Our Dover correspondent says that yesterday afternoon 22 men, part of the crew of the steamer Storm Queen were landed at Dover and proceeded to London. While in the Bay of Biscay on 21st inst., with a cargo of rye, from Sebastopol to Holland, the vessel encountered a hurricane, and, after everything possible had been done to save her, the two boats were launched, the third having been dashed to pieces. Out of 28 on board, 22 only succeeded in getting into the boats. The commander, Captain Jaques, refused to leave the ship, and another five men would not risk throwing themselves into the sea to reach the boats. The boats, after remaining by the vessel several hours, hailed the barque Gulnare, which ultimately took them on board, and brought them to Dover. In getting alongside the barque the boats were disabled and the men had to be hauled on board by ropes. The barque remained on the spot until the next morning, when the steamer went down. The remainder of the crew tried to escape on a raft. The barque tried to reach them, but before she could do so, the men were all washed off and drowned. The following are the names of the men who were drowned: A. Jaques, captain; John Rullon, chief engineer; G. Cluff, third engineer; J.J. Clayton, fourth engineer; Luke Slaven and John McGein.

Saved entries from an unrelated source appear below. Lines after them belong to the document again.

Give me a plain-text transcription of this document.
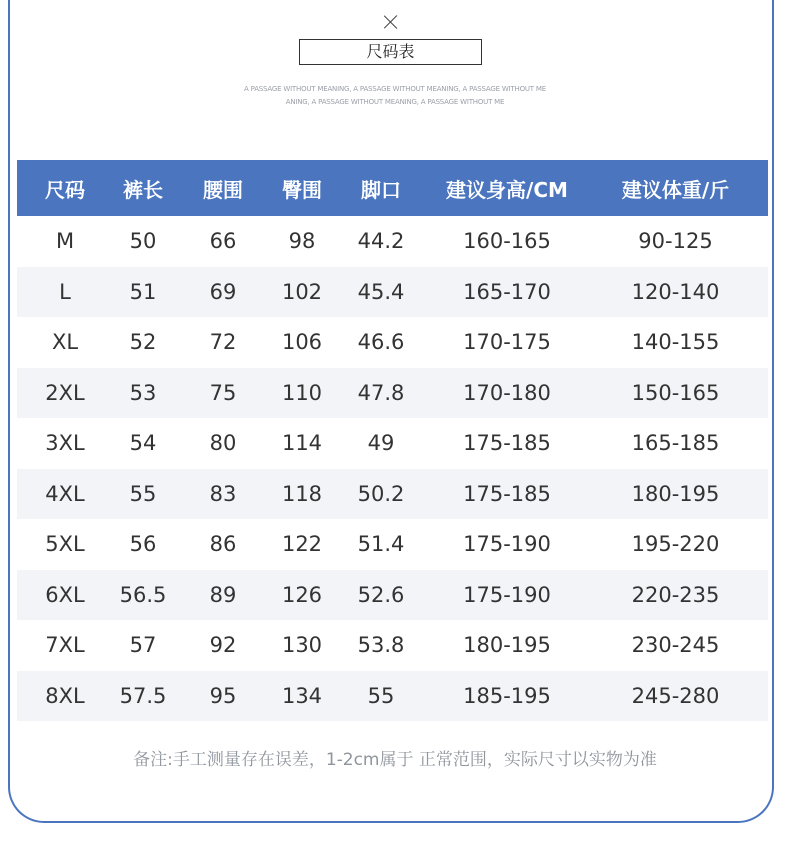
尺码表
A PASSAGE WITHOUT MEANING, A PASSAGE WITHOUT MEANING, A PASSAGE WITHOUT ME
ANING, A PASSAGE WITHOUT MEANING, A PASSAGE WITHOUT ME
尺码	裤长	腰围	臀围	脚口	建议身高/CM	建议体重/斤
M	50	66	98	44.2	160-165	90-125
L	51	69	102	45.4	165-170	120-140
XL	52	72	106	46.6	170-175	140-155
2XL	53	75	110	47.8	170-180	150-165
3XL	54	80	114	49	175-185	165-185
4XL	55	83	118	50.2	175-185	180-195
5XL	56	86	122	51.4	175-190	195-220
6XL	56.5	89	126	52.6	175-190	220-235
7XL	57	92	130	53.8	180-195	230-245
8XL	57.5	95	134	55	185-195	245-280
备注:手工测量存在误差，1-2cm属于 正常范围，实际尺寸以实物为准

The survivors were received at Dover National Sailors' Home, and, after being supplied with refreshments were forwarded by train to London. Before leaving Dover the survivors signed an address to the captain and crew of the barque Gulnare, thanking them for their services, and embodying a narrative of their rescue, and the foundering of their steamer.

Aberdeen (Scotland) Weekly Journal, December 27, 1888.

Several other papers had this same basic story, but one identified Luke Slaven as from South Shields, England.